Today I sat, bundled in a paycheck's worth of gear from EMS, high above the field on the third deck of Gillette Stadium and had the privelege, once again, of watching Brady in action.
Today, it was the vaunted Patriots' defense's turn to slump. They gave up 460 yards and 28 points to the Cincinnati Bengals. But on the other side of the ball, Brady scored 35.
In fact, look back over the whole season and you'll see a pattern emerging: the Patriots have allowed more points than ever before during Belichik's tenure. This season, the Patriots' defense are ranked 15th against the pass, having allowed 40-yard completions in five games and 30-yard completions in three more.
But Brady has almost always managed to score just a few more points. Today was no different--Brady's final numbers showed 260 yards and 2 touchdowns on 18 of 26 passing.
Brady can't throw the long ball? Witness the completion, terrible in its beauty, to David Patten for 48 yards on a three-play scoring drive to quickly answer the Bengals' tying touchdown in the first half. On the radio, Gino Cappelletti was heard to remark, "That is just the kind of play the Patriots can make that will just break your heart, if you're a Bengals player or fan."
If you'll notice, Brady doesn't make these plays in garbage time--he makes them when they matter, when, with surgical precision, he can use them to cut out the other team's heart.
Witness also the play that is sure to make Sportscenter: At the opening of the second half, Brady fumbled the snap, and then tripped over his own feet, falling right on his ass for a seven-yard loss.
Or, actually, he sat up and lobbed the ball to Patrick Pass near the left sideline, making it a seven-yard gain instead, and then, shrugging and laughing, drove down to score on the Patriots' first possession.
Name another quarterback who could ever--ever--do that. Make such a jaw-dropping play and get up chuckling...perform such effortless magic.
But magic can't be quantified. It can't be analyzed or broken down on talk radio. If there's anything to be learned from Brady, it's that there will always be those who refuse to believe what's happening before their very eyes.
As part of his nomination for Sports Illustrated's Sportsman of the Year a few weeks ago (a recognition for which he might have been a strong contender if not overshadowed by the miraculous Red Sox), Bill Belichik and teammates, along with Brady himself, were interviewed for a FOX sports special announcing the nominees and the winner. One segment for each nominee asked colleagues to describe them in a single word.

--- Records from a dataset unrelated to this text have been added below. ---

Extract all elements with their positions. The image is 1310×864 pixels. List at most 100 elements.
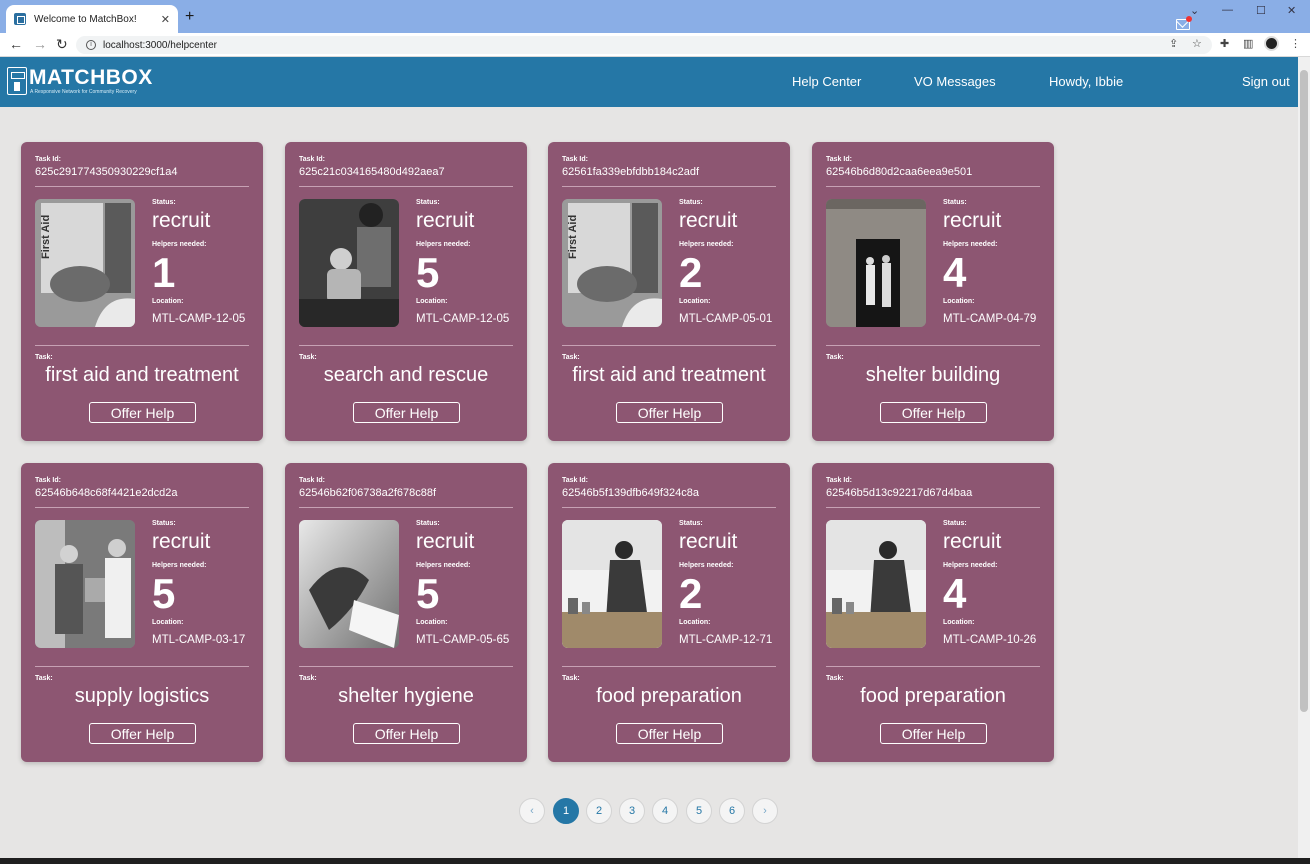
window-close-icon[interactable]: ✕ bbox=[1287, 4, 1296, 17]
next-page-button[interactable]: › bbox=[752, 798, 778, 824]
location-label: Location: bbox=[679, 298, 711, 305]
first-aid-kit-image: First Aid bbox=[35, 199, 135, 327]
app-header: MATCHBOX A Responsive Network for Commun… bbox=[0, 57, 1298, 107]
status-label: Status: bbox=[679, 520, 703, 527]
status-value: recruit bbox=[152, 530, 211, 553]
helpers-label: Helpers needed: bbox=[679, 562, 734, 569]
address-bar[interactable]: i localhost:3000/helpcenter bbox=[76, 36, 1212, 54]
location-label: Location: bbox=[416, 298, 448, 305]
offer-help-button[interactable]: Offer Help bbox=[880, 723, 987, 744]
offer-help-button[interactable]: Offer Help bbox=[353, 402, 460, 423]
task-label: Task: bbox=[35, 675, 53, 682]
offer-help-button[interactable]: Offer Help bbox=[353, 723, 460, 744]
location-value: MTL-CAMP-04-79 bbox=[943, 313, 1037, 325]
nav-sign-out[interactable]: Sign out bbox=[1242, 74, 1290, 89]
maximize-icon[interactable]: ☐ bbox=[1256, 4, 1266, 17]
forward-icon[interactable]: → bbox=[33, 36, 47, 52]
shelter-doorway-image bbox=[826, 199, 926, 327]
browser-tab[interactable]: Welcome to MatchBox! ✕ bbox=[6, 5, 178, 33]
page-button-6[interactable]: 6 bbox=[719, 798, 745, 824]
task-name: shelter hygiene bbox=[338, 685, 474, 707]
helpers-label: Helpers needed: bbox=[943, 241, 998, 248]
divider bbox=[299, 666, 513, 667]
taskbar-edge bbox=[0, 858, 1310, 864]
offer-help-button[interactable]: Offer Help bbox=[616, 723, 723, 744]
user-greeting: Howdy, Ibbie bbox=[1049, 74, 1124, 89]
side-panel-icon[interactable]: ▥ bbox=[1243, 37, 1253, 50]
site-info-icon[interactable]: i bbox=[86, 40, 96, 50]
page-button-1[interactable]: 1 bbox=[553, 798, 579, 824]
status-value: recruit bbox=[416, 530, 475, 553]
task-id-value: 62561fa339ebfdbb184c2adf bbox=[562, 166, 700, 178]
task-card: Task Id: 62546b5f139dfb649f324c8a Status… bbox=[548, 463, 790, 762]
divider bbox=[562, 507, 776, 508]
location-value: MTL-CAMP-12-71 bbox=[679, 634, 773, 646]
task-label: Task: bbox=[826, 675, 844, 682]
task-label: Task: bbox=[35, 354, 53, 361]
task-card: Task Id: 62561fa339ebfdbb184c2adf First … bbox=[548, 142, 790, 441]
scrollbar-thumb[interactable] bbox=[1300, 70, 1308, 712]
close-tab-icon[interactable]: ✕ bbox=[161, 13, 170, 26]
helpers-label: Helpers needed: bbox=[152, 562, 207, 569]
task-label: Task: bbox=[826, 354, 844, 361]
helpers-value: 2 bbox=[679, 249, 703, 296]
logo-text: MATCHBOX bbox=[29, 66, 153, 89]
task-name: shelter building bbox=[865, 364, 1001, 386]
task-name: food preparation bbox=[596, 685, 742, 707]
reload-icon[interactable]: ↻ bbox=[56, 36, 68, 53]
task-label: Task: bbox=[562, 354, 580, 361]
first-aid-kit-image: First Aid bbox=[562, 199, 662, 327]
status-value: recruit bbox=[416, 209, 475, 232]
back-icon[interactable]: ← bbox=[9, 36, 23, 52]
prev-page-button[interactable]: ‹ bbox=[519, 798, 545, 824]
page-button-5[interactable]: 5 bbox=[686, 798, 712, 824]
nav-vo-messages[interactable]: VO Messages bbox=[914, 74, 996, 89]
browser-toolbar: ← → ↻ i localhost:3000/helpcenter ⇪ ☆ ✚ … bbox=[0, 33, 1310, 57]
kitchen-worker-image bbox=[562, 520, 662, 648]
location-label: Location: bbox=[152, 619, 184, 626]
location-value: MTL-CAMP-12-05 bbox=[152, 313, 246, 325]
divider bbox=[562, 345, 776, 346]
page-button-4[interactable]: 4 bbox=[652, 798, 678, 824]
task-id-value: 62546b5d13c92217d67d4baa bbox=[826, 487, 973, 499]
page-button-2[interactable]: 2 bbox=[586, 798, 612, 824]
matchbox-logo-icon bbox=[7, 67, 27, 95]
location-value: MTL-CAMP-03-17 bbox=[152, 634, 246, 646]
location-label: Location: bbox=[152, 298, 184, 305]
browser-tab-bar: Welcome to MatchBox! ✕ + ⌄ — ☐ ✕ bbox=[0, 0, 1310, 33]
supply-handover-image bbox=[35, 520, 135, 648]
task-id-label: Task Id: bbox=[35, 156, 61, 163]
location-value: MTL-CAMP-12-05 bbox=[416, 313, 510, 325]
divider bbox=[826, 507, 1040, 508]
task-id-label: Task Id: bbox=[826, 156, 852, 163]
offer-help-button[interactable]: Offer Help bbox=[89, 402, 196, 423]
tab-search-icon[interactable]: ⌄ bbox=[1190, 4, 1199, 17]
status-value: recruit bbox=[152, 209, 211, 232]
status-label: Status: bbox=[943, 520, 967, 527]
share-icon[interactable]: ⇪ bbox=[1169, 37, 1178, 50]
extensions-icon[interactable]: ✚ bbox=[1220, 37, 1229, 50]
task-id-value: 62546b648c68f4421e2dcd2a bbox=[35, 487, 178, 499]
svg-text:First Aid: First Aid bbox=[40, 215, 52, 259]
page-button-3[interactable]: 3 bbox=[619, 798, 645, 824]
browser-menu-icon[interactable]: ⋮ bbox=[1290, 37, 1301, 50]
bookmark-star-icon[interactable]: ☆ bbox=[1192, 37, 1202, 50]
new-tab-icon[interactable]: + bbox=[185, 8, 194, 26]
task-id-label: Task Id: bbox=[562, 477, 588, 484]
profile-avatar-icon[interactable] bbox=[1264, 36, 1279, 51]
rescuer-with-child-image bbox=[299, 199, 399, 327]
task-id-label: Task Id: bbox=[299, 477, 325, 484]
status-value: recruit bbox=[943, 209, 1002, 232]
task-card: Task Id: 625c21c034165480d492aea7 Status… bbox=[285, 142, 527, 441]
helpers-value: 2 bbox=[679, 570, 703, 617]
nav-help-center[interactable]: Help Center bbox=[792, 74, 861, 89]
offer-help-button[interactable]: Offer Help bbox=[89, 723, 196, 744]
task-card: Task Id: 62546b648c68f4421e2dcd2a Status… bbox=[21, 463, 263, 762]
helpers-label: Helpers needed: bbox=[679, 241, 734, 248]
offer-help-button[interactable]: Offer Help bbox=[616, 402, 723, 423]
offer-help-button[interactable]: Offer Help bbox=[880, 402, 987, 423]
matchbox-logo[interactable]: MATCHBOX A Responsive Network for Commun… bbox=[7, 66, 152, 97]
task-id-value: 62546b5f139dfb649f324c8a bbox=[562, 487, 700, 499]
helpers-value: 5 bbox=[416, 570, 440, 617]
minimize-icon[interactable]: — bbox=[1222, 4, 1233, 16]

Bill Belichik looked directly into the camera. He thought for a moment, as is his habit. Then, finally, he said decisively, "tough."
Sounds simple enough. Brady is precisely the quarterback for Belichik's system--namely one that can take a punishing hit, first and foremost, and not only find his way back to the correct sideline but also leave it again with the correct play call for the next snap. It takes a tough man to do that.

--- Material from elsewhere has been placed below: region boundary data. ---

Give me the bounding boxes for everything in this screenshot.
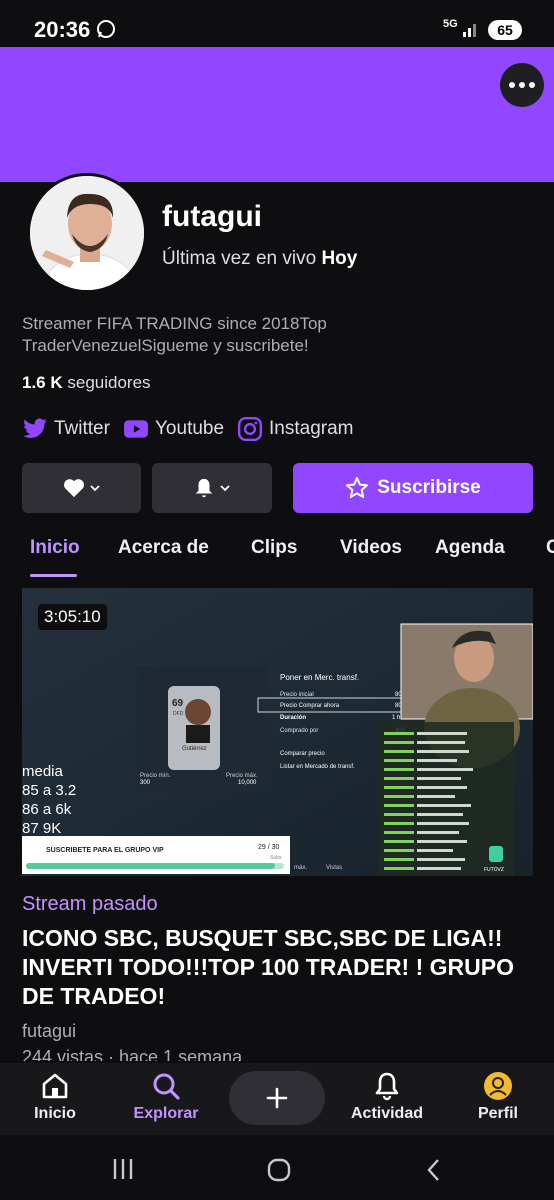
youtube-link[interactable]: Youtube xyxy=(123,416,224,442)
last-live-value: Hoy xyxy=(321,248,358,269)
active-tab-indicator xyxy=(30,574,77,577)
status-bar: 20:36 5G 65 xyxy=(0,0,554,47)
youtube-label: Youtube xyxy=(155,418,225,439)
back-icon[interactable] xyxy=(424,1157,444,1183)
create-button[interactable] xyxy=(229,1071,325,1125)
network-label: 5G xyxy=(443,18,458,30)
avatar[interactable] xyxy=(27,173,147,293)
followers-count: 1.6 K seguidores xyxy=(22,373,151,393)
video-channel[interactable]: futagui xyxy=(22,1021,76,1042)
overlay-menu-item: Precio inicial xyxy=(280,692,314,698)
overlay-menu-item: Listar en Mercado de transf. xyxy=(280,764,355,770)
profile-username: futagui xyxy=(162,200,262,233)
price-max: 10,000 xyxy=(238,780,257,786)
tab-clips[interactable]: Clips xyxy=(251,537,297,559)
signal-icon xyxy=(463,24,476,37)
nav-label: Perfil xyxy=(477,1105,518,1122)
more-options-button[interactable] xyxy=(500,63,544,107)
notifications-button[interactable] xyxy=(152,463,272,513)
video-duration: 3:05:10 xyxy=(38,604,107,630)
video-thumbnail-image: 69 DFD Gutiérrez Precio mín. 300 Precio … xyxy=(22,588,533,876)
chevron-down-icon xyxy=(220,485,230,492)
profile-tabs: Inicio Acerca de Clips Videos Agenda C xyxy=(0,535,554,579)
video-label: Stream pasado xyxy=(22,893,158,915)
dot-icon xyxy=(509,82,515,88)
follow-button[interactable] xyxy=(22,463,141,513)
recents-icon[interactable] xyxy=(110,1157,136,1181)
system-navigation xyxy=(0,1135,554,1200)
price-min: 300 xyxy=(140,780,151,786)
chevron-down-icon xyxy=(89,485,100,492)
battery-indicator: 65 xyxy=(488,20,522,40)
youtube-icon xyxy=(124,420,148,438)
avatar-image xyxy=(30,176,144,290)
instagram-link[interactable]: Instagram xyxy=(237,416,353,442)
bell-icon xyxy=(375,1072,399,1101)
overlay-menu-item: Comparar precio xyxy=(280,751,325,757)
bell-icon xyxy=(195,478,213,498)
price-min-label: Precio mín. xyxy=(140,773,171,779)
whatsapp-icon xyxy=(97,20,115,38)
overlay-line: media xyxy=(22,763,64,780)
nav-label: Inicio xyxy=(34,1105,76,1122)
avatar-icon xyxy=(484,1072,512,1100)
heart-icon xyxy=(63,479,84,498)
vip-count: 29 / 30 xyxy=(258,844,280,851)
plus-icon xyxy=(266,1087,288,1109)
nav-perfil[interactable]: Perfil xyxy=(450,1071,546,1123)
twitter-link[interactable]: Twitter xyxy=(22,416,110,442)
overlay-menu-title: Poner en Merc. transf. xyxy=(280,673,359,682)
last-live-prefix: Última vez en vivo xyxy=(162,248,317,269)
card-position: DFD xyxy=(173,711,184,717)
bottom-navigation: Inicio Explorar Actividad Perfil xyxy=(0,1063,554,1135)
video-title[interactable]: ICONO SBC, BUSQUET SBC,SBC DE LIGA!! INV… xyxy=(22,924,522,1011)
card-rating: 69 xyxy=(172,698,184,709)
star-icon xyxy=(346,477,369,498)
home-icon xyxy=(42,1073,68,1099)
overlay-menu-item: Comprado por xyxy=(280,728,318,734)
subscribe-button[interactable]: Suscribirse xyxy=(293,463,533,513)
vip-banner-text: SUSCRIBETE PARA EL GRUPO VIP xyxy=(46,847,164,854)
overlay-menu-item: Precio Comprar ahora xyxy=(280,703,340,709)
video-meta: 244 vistas · hace 1 semana xyxy=(22,1047,243,1061)
nav-explorar[interactable]: Explorar xyxy=(118,1071,214,1123)
overlay-line: 86 a 6k xyxy=(22,801,72,818)
tab-acerca-de[interactable]: Acerca de xyxy=(118,537,209,559)
subscribe-label: Suscribirse xyxy=(377,477,481,498)
logo-text: FUTOVZ xyxy=(484,867,504,873)
twitter-icon xyxy=(23,418,47,438)
nav-actividad[interactable]: Actividad xyxy=(339,1071,435,1123)
views-hint-2: Vistas xyxy=(326,865,342,871)
tab-overflow[interactable]: C xyxy=(546,537,554,559)
profile-banner xyxy=(0,47,554,182)
overlay-line: 85 a 3.2 xyxy=(22,782,76,799)
tab-agenda[interactable]: Agenda xyxy=(435,537,505,559)
overlay-line: 87 9K xyxy=(22,820,61,837)
dot-icon xyxy=(529,82,535,88)
vip-unit: Subs xyxy=(270,855,282,861)
price-max-label: Precio máx. xyxy=(226,773,258,779)
nav-label: Actividad xyxy=(350,1105,423,1122)
profile-bio: Streamer FIFA TRADING since 2018Top Trad… xyxy=(22,314,327,355)
search-icon xyxy=(153,1073,180,1100)
tab-inicio[interactable]: Inicio xyxy=(30,537,80,559)
followers-number: 1.6 K xyxy=(22,373,63,392)
overlay-menu-item: Duración xyxy=(280,715,306,721)
video-thumbnail[interactable]: 69 DFD Gutiérrez Precio mín. 300 Precio … xyxy=(22,588,533,876)
home-circle-icon[interactable] xyxy=(266,1157,292,1183)
nav-inicio[interactable]: Inicio xyxy=(7,1071,103,1123)
last-live-status: Última vez en vivo Hoy xyxy=(162,248,357,270)
tab-videos[interactable]: Videos xyxy=(340,537,402,559)
twitter-label: Twitter xyxy=(54,418,110,439)
views-hint: máx. xyxy=(294,865,307,871)
card-name: Gutiérrez xyxy=(182,746,207,752)
followers-label: seguidores xyxy=(67,373,151,392)
status-time: 20:36 xyxy=(34,17,91,42)
instagram-icon xyxy=(237,416,263,442)
nav-label: Explorar xyxy=(133,1105,199,1122)
dot-icon xyxy=(519,82,525,88)
instagram-label: Instagram xyxy=(269,418,354,439)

But if you think about it for a moment, there are many more meanings, many more statements about Brady in that single word. He's physically resilient, but don't forget the mental side. Forget pressure. Forget hype. Brady covers his ears in a roaring away stadium, and calmly makes the call.
It goes further. Brady's tough to beat. He's tough on his opponents. He's tough for the haters to trap in one criticism.
Brady can't throw the long ball. Brady can't function without brainwashing from Belichik. Brady can't remain consistent. Brady can't handle the hype. Brady can't run. Brady can't possibly be who he appears to be.
Brady looks up from the seat of his pants on the field, while Patrick Pass sprints away with the ball several yards down. He looks up with a bemused expression, as if to his critics, as if to say, "Tough."